Following a day of heavy criticism, President Joe Biden’s top science adviser, Dr. Eric Lander, has resigned after an investigation into his mistreatment of staff.
"The President accepted Dr. Eric Lander’s resignation letter this evening with gratitude for his work at OSTP on the pandemic, the Cancer Moonshot, climate change, and other key priorities," White House press secretary Jen Psaki said in a statement Monday night, referring to the White House's Office of Science and Technology Policy, which Lander led. "He knows that Dr. Lander will continue to make important contributions to the scientific community in the years ahead."
His resignation came after Politico reported Monday that a White House investigation concluded Lander had "bullied and demeaned his subordinates and violated the White House’s workplace policy."
In his letter to the president, Lander said that his resignation "is my fault and my responsiblity."
"I am devastated that I caused hurt to past and present colleagues by the way in which I have spoken to them," he wrote.
He cited "ambitious goals" as the driving force behind his demanding behavior.
"I have sought to push myself and my colleagues to reach our shared goals — including at times challenging and criticizing. But it is clear that things I said, and the way I said them, crossed the line at times into being disrespectful and demeaning, to both men and women," he wrote. "That was never my intention. Nonetheless, it is my fault and my responsibility. I will take this lesson forward."
Psaki was asked about Lander several times during Monday's briefing.

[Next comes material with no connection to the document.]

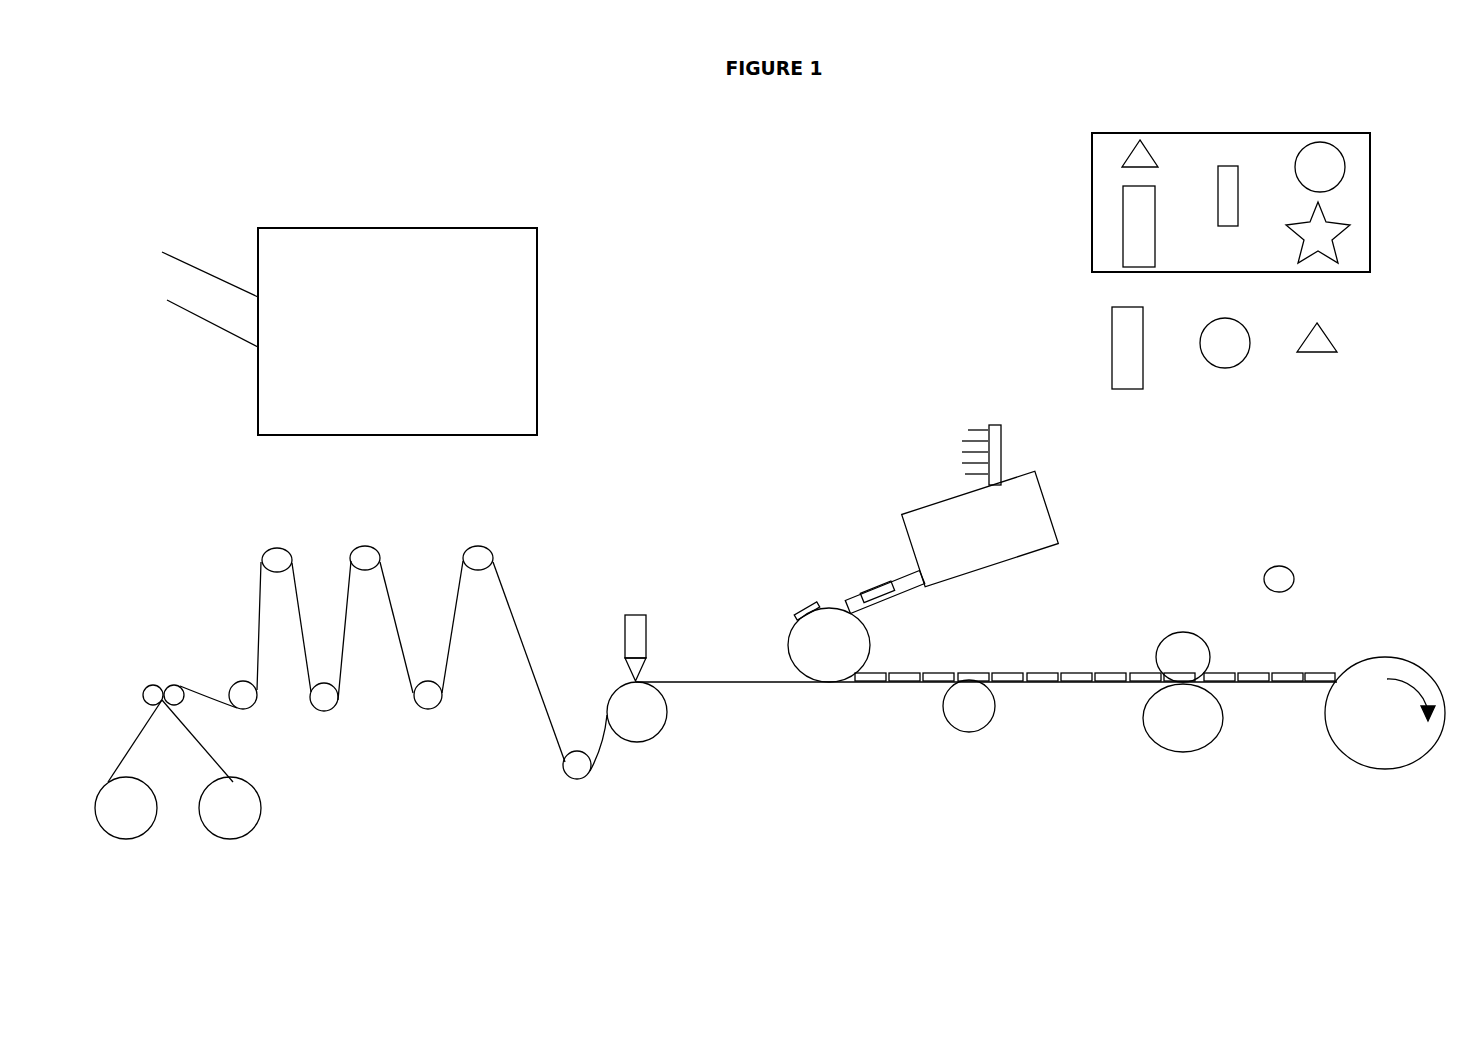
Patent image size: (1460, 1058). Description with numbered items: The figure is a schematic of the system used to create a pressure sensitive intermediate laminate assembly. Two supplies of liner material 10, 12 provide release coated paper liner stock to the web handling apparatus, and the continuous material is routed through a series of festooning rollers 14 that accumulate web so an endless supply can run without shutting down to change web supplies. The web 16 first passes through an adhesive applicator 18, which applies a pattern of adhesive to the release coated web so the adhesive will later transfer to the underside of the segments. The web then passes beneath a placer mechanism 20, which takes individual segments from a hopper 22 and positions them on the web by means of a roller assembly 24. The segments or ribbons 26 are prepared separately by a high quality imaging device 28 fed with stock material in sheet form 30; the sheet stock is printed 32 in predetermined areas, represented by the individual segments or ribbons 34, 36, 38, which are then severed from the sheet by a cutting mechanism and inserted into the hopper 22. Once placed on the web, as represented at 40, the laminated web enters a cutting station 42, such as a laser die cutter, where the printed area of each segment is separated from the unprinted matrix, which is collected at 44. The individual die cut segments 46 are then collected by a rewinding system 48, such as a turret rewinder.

She condemned his behavior and said an investigation had taken place. Senior White House officials told him his behavior was inappropriate and "corrective actions needed to be taken," she said.
"Nothing about his behavior is acceptable to anyone here -- at all," Psaki said at one point.
But the fact that Lander still had a job garnered special scrutiny because of a pledge Biden made on his first day in office.
"If you’re ever working with me and I hear you treat another colleague with disrespect, talk down to someone, I promise you I will fire you on the spot -- on the spot," he said. "No ifs, ands, or buts -- everybody, everybody is entitled to be treated with decency and dignity. That's been missing, in a big way, the last four years."
Lander said his resignation would be effective "no later than" Feb. 18 "in order to permit an orderly transfer."
ABC News' Justin Gomez and Ben Gittleson contributed to this report.